Seven minutes in heaven (or seven minutes in the closet) is a kissing party game mostly played at teenage parties. The game may also be played with a different duration.

The game
Two people are selected to go into a closet or other dark enclosed space and do whatever they like for seven minutes. It is common for the participants to kiss or make out, but they may instead choose to talk, engage in sexual activity, or simply do nothing at all and wait for the time to expire. 

The participants can be selected by various methods, such as spinning a bottle, drawing lots, or votes.

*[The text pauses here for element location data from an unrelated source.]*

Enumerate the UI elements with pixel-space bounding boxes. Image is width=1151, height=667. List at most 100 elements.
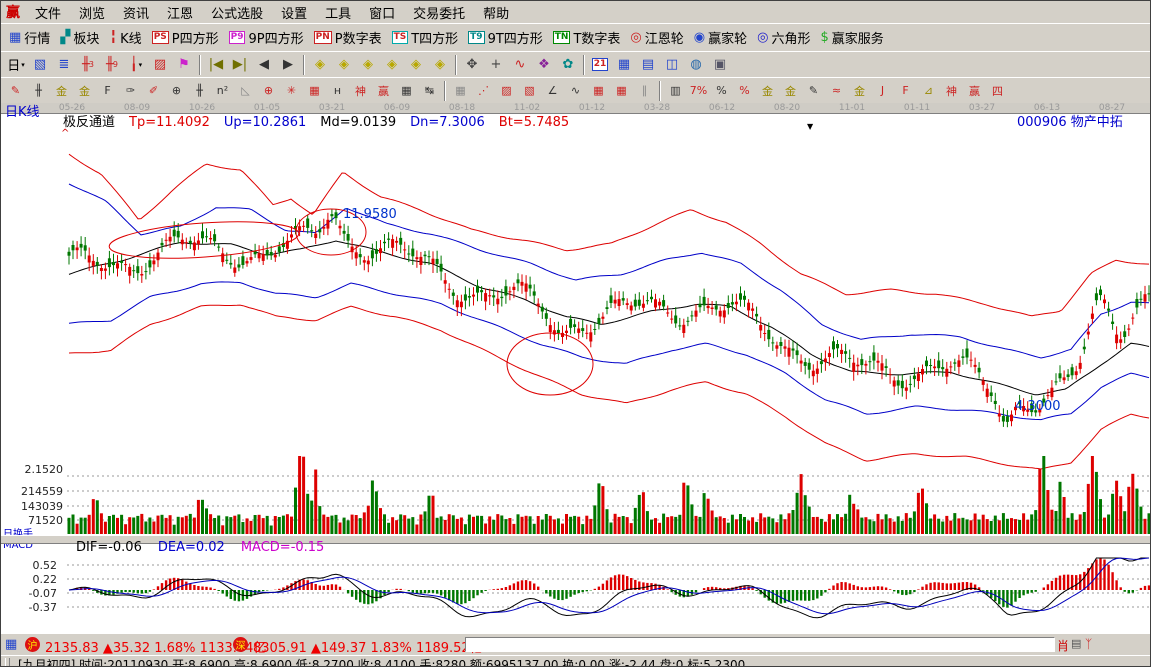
gold-section-h[interactable]: 金	[73, 80, 96, 102]
candle-style-dropdown[interactable]: ╽▾	[124, 54, 148, 76]
target-grid-tool[interactable]: ▦	[303, 80, 326, 102]
grid-lines-tool[interactable]: ╫	[27, 80, 50, 102]
gann-circle-tool[interactable]: ⊕	[165, 80, 188, 102]
prev-bar[interactable]: ◀	[252, 54, 276, 76]
quotes-button[interactable]: ▦行情	[4, 27, 55, 49]
notes-tool[interactable]: ▤	[636, 54, 660, 76]
spiral-tool[interactable]: ✑	[119, 80, 142, 102]
p-square-button[interactable]: PSP四方形	[147, 27, 224, 49]
menu-文件[interactable]: 文件	[26, 6, 70, 23]
time-grid-tool[interactable]: ╫	[188, 80, 211, 102]
kline-mark-tool[interactable]: ʜ	[326, 80, 349, 102]
pen-tool[interactable]: ✎	[4, 80, 27, 102]
quote-grid-icon[interactable]: ▦	[5, 637, 17, 652]
jump-last[interactable]: ▶|	[228, 54, 252, 76]
menu-交易委托[interactable]: 交易委托	[404, 6, 474, 23]
starburst-tool[interactable]: ✳	[280, 80, 303, 102]
menu-窗口[interactable]: 窗口	[360, 6, 404, 23]
9p-square-button[interactable]: P99P四方形	[224, 27, 309, 49]
antenna-icon[interactable]: ᛉ	[1085, 637, 1092, 651]
menu-江恩[interactable]: 江恩	[158, 6, 202, 23]
gold-angle-tool[interactable]: 金	[848, 80, 871, 102]
9t-square-button[interactable]: T99T四方形	[463, 27, 548, 49]
percent-tool[interactable]: %	[710, 80, 733, 102]
jump-first[interactable]: |◀	[204, 54, 228, 76]
red-grid-tool[interactable]: ▦	[587, 80, 610, 102]
hand-tool[interactable]: ✥	[460, 54, 484, 76]
chart-area[interactable]: 日K线 极反通道Tp=11.4092Up=10.2861Md=9.0139Dn=…	[1, 114, 1150, 634]
t-digit-table-button[interactable]: TNT数字表	[548, 27, 626, 49]
p-digit-table-button[interactable]: PNP数字表	[309, 27, 387, 49]
info-panel[interactable]: ≣	[52, 54, 76, 76]
shen-tool[interactable]: 神	[349, 80, 372, 102]
gold-angle2-tool[interactable]: ⊿	[917, 80, 940, 102]
fibonacci-tool[interactable]: F	[96, 80, 119, 102]
set-square-tool[interactable]: ◺	[234, 80, 257, 102]
diamond-h-expand[interactable]: ◈	[332, 54, 356, 76]
calendar-tool[interactable]: 21	[588, 54, 612, 76]
shen-angle-tool[interactable]: 神	[940, 80, 963, 102]
menu-帮助[interactable]: 帮助	[474, 6, 518, 23]
crosshair-tool[interactable]: +	[484, 54, 508, 76]
wave-ruler-tool[interactable]: ∿	[564, 80, 587, 102]
win-angle-tool[interactable]: 赢	[963, 80, 986, 102]
red-box-tool[interactable]: ▦	[610, 80, 633, 102]
diamond-h-shrink[interactable]: ◈	[308, 54, 332, 76]
parallel-lines-tool[interactable]: ∥	[633, 80, 656, 102]
diamond-expand[interactable]: ◈	[356, 54, 380, 76]
kline-combine-3[interactable]: ╫3	[76, 54, 100, 76]
gann-fan-tool[interactable]: ⋰	[472, 80, 495, 102]
menu-设置[interactable]: 设置	[272, 6, 316, 23]
gold-line-tool[interactable]: 金	[779, 80, 802, 102]
pen2-tool[interactable]: ✎	[802, 80, 825, 102]
kline-combine-9[interactable]: ╫9	[100, 54, 124, 76]
width-measure-tool[interactable]: ↹	[418, 80, 441, 102]
percent-line-tool[interactable]: %	[733, 80, 756, 102]
winner-service-button[interactable]: $赢家服务	[815, 27, 888, 49]
wave2-tool[interactable]: ≈	[825, 80, 848, 102]
measure-tool[interactable]: ∿	[508, 54, 532, 76]
compass-tool[interactable]: ⊕	[257, 80, 280, 102]
pen-ruler-tool[interactable]: ✐	[142, 80, 165, 102]
sectors-button[interactable]: ▞板块	[55, 27, 104, 49]
print-tool[interactable]: ▣	[708, 54, 732, 76]
t-square-button[interactable]: TST四方形	[387, 27, 464, 49]
menu-公式选股[interactable]: 公式选股	[202, 6, 272, 23]
winner-wheel-button[interactable]: ◉赢家轮	[689, 27, 752, 49]
kline-view-button[interactable]: ╏K线	[104, 27, 146, 49]
gann-box-tool[interactable]: ▨	[495, 80, 518, 102]
statusbar-grip[interactable]	[5, 658, 10, 667]
xiao-icon[interactable]: 肖	[1057, 637, 1069, 654]
menu-浏览[interactable]: 浏览	[70, 6, 114, 23]
diamond-shrink[interactable]: ◈	[380, 54, 404, 76]
network-tool[interactable]: ◍	[684, 54, 708, 76]
win-tool[interactable]: 赢	[372, 80, 395, 102]
command-input[interactable]	[465, 637, 1055, 652]
next-bar[interactable]: ▶	[276, 54, 300, 76]
angle-line-tool[interactable]: ∠	[541, 80, 564, 102]
gold-section-v[interactable]: 金	[50, 80, 73, 102]
hexagon-button[interactable]: ◎六角形	[752, 27, 815, 49]
number-grid-tool[interactable]: ▦	[395, 80, 418, 102]
percent7-tool[interactable]: 7%	[687, 80, 710, 102]
panel-toggle-icon[interactable]: ▤	[1071, 637, 1081, 650]
diamond-star[interactable]: ◈	[404, 54, 428, 76]
gann-shape-tool[interactable]: ❖	[532, 54, 556, 76]
save-tool[interactable]: ◫	[660, 54, 684, 76]
gann-wheel-button[interactable]: ◎江恩轮	[625, 27, 688, 49]
bar-ruler-tool[interactable]: ▥	[664, 80, 687, 102]
j-angle-tool[interactable]: J	[871, 80, 894, 102]
draw-flag[interactable]: ⚑	[172, 54, 196, 76]
menu-资讯[interactable]: 资讯	[114, 6, 158, 23]
calculator-tool[interactable]: ▦	[612, 54, 636, 76]
chart-pattern-view[interactable]: ▧	[28, 54, 52, 76]
wave-shape-tool[interactable]: ✿	[556, 54, 580, 76]
price-grid-tool[interactable]: ▦	[449, 80, 472, 102]
pattern-box[interactable]: ▨	[148, 54, 172, 76]
period-daily-dropdown[interactable]: 日▾	[4, 54, 28, 76]
n-square-tool[interactable]: n²	[211, 80, 234, 102]
diamond-cross[interactable]: ◈	[428, 54, 452, 76]
kline-chart[interactable]	[1, 114, 1151, 634]
f-angle-tool[interactable]: F	[894, 80, 917, 102]
gold-circle-tool[interactable]: 金	[756, 80, 779, 102]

The game has been recorded as early as 1953.

In popular culture 
The game has been played or referenced in movies, such as Seven Minutes in Heaven (1985), Teen Wolf (1985), 13 Going on 30 (2004), Good Luck Chuck (2007), and Easy A (2010). TV or web series to feature the game include the Boy Meets World episode "Fear Strikes Out" (1994), the Family Guy episode "And the Wiener Is..." (2001), the King of the Hill episode "Get Your Freak Off" (2002), the Bernie Mac Show episode "The Talk" (2004), the Paris Hilton's My New BFF episode "You Gotta Have Class" (2008), the web series 7 Minutes in Heaven with Mike O'Brien (2011), season 5, episode 8 of The Big Bang Theory "The Isolation Permutation" (2011-2012), season 7, episode 18 of Modern Family "The Party" (2015–16), the Daredevil episode "Seven Minutes in Heaven" (2016), the Brooklyn Nine-Nine episode "Halloween IV" (2016), the Everything Sucks! episode "Romeo & Juliet in Space" (2018), the Uncle series 2 episode "Seven Minutes in Heaven" (2015) (set in Halloween), the Adventure Time episode "Slumber Party Panic" (2010), and the Little Fires Everywhere episode "Picture Perfect" (2020). In the horror-comedy The Babysitter: Killer Queen, the male and female leads play "2 Minutes in Heaven" with three other teenagers, the host claiming two minutes is "more realistic."

Musical references to the game include the Fall Out Boy song "7 Minutes in Heaven (Atavan Halen)" (2005) and in the Britney Spears song "Slumber Party" (2016).

Theatrical references to the game include the Steven Levenson play Seven Minutes in Heaven (2009).